Finally, it has happened to me… (AP Photo/Charlie Neibergall)

For the fourth time in the past five years, a former member of the Bullets/Wizards organization has been elected into the Naismith Memorial Basketball Hall of Fame. One of the league’s most prolific scorers of his era, Bernard King joins college coaches Rick Pitino and Jerry Tarkanian, former Seattle SuperSonics guard Gary Payton and former Virginia star Dawn Staley among the 12 inductees.

Though he is beloved mostly for his time as a New York Knick — where he had his best years and most memorable games — King actually rejuvenated his career in Washington after recovering from a devastating right knee injury.

Few players were able to return from torn anterior cruciate ligaments when King suffered his injury in 1985, but he made a miraculous recovery with the Bullets after missing nearly two full seasons.

King averaged 22 points in four seasons in Washington, posting his best season in 1990-91, when he was an all-star starter at age 34 and finished third in scoring behind Michael Jordan and Karl Malone at 28.4 points per game and earned all-NBA third team honors. He had another knee surgery to clear some cartilage after that season and the Bullets waived him in January 1993.
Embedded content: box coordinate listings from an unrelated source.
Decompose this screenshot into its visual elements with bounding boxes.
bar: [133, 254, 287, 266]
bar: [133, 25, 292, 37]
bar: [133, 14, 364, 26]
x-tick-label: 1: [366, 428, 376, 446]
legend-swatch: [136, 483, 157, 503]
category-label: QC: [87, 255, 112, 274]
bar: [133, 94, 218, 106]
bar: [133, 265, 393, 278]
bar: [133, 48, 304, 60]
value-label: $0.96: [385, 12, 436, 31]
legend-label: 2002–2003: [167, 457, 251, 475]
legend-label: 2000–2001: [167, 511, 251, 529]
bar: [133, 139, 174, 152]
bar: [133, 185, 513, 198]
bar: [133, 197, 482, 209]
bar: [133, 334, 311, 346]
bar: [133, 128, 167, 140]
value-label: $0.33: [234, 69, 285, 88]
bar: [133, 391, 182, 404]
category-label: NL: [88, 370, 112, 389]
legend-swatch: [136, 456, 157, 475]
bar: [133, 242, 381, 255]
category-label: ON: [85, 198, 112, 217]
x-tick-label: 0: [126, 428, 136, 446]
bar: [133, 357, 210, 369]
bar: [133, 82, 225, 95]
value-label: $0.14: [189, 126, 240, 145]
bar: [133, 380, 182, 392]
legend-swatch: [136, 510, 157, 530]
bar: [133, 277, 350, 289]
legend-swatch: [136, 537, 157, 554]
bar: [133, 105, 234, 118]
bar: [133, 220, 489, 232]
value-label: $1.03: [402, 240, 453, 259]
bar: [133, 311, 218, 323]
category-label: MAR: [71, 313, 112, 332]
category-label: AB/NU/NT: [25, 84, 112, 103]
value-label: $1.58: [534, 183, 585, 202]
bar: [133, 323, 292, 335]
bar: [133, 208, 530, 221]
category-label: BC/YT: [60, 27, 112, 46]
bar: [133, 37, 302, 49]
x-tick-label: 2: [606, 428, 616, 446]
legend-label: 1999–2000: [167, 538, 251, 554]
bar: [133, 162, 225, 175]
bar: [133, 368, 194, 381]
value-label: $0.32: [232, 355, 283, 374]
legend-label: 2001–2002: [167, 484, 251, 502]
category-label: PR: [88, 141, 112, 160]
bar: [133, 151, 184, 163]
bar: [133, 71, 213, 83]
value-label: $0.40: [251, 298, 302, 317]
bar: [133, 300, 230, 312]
After finishing that season with the New Jersey Nets — the team that drafted him seventh overall out of Tennessee in 1977 — King retired. In college, King starred as half of the Ernie and Bernie show with Wizards President Ernie Grunfeld.

In 14 seasons with the Nets, Utah Jazz, Golden State Warriors, Knicks and Bullets, King scored 19,655 points, made four all-star teams (1982, 1984, 1985 and 1991), and was named all-NBA first team twice. He won the scoring title in 1985 and retired with a career average of 22.5 points.

Former Wizards/Bullets Michael Jordan, the late Gus Johnson and Ralph Sampson have all entered the Hall of Fame in the past four induction ceremonies. King will be honored on Sept. 8 in Springfield, Mass.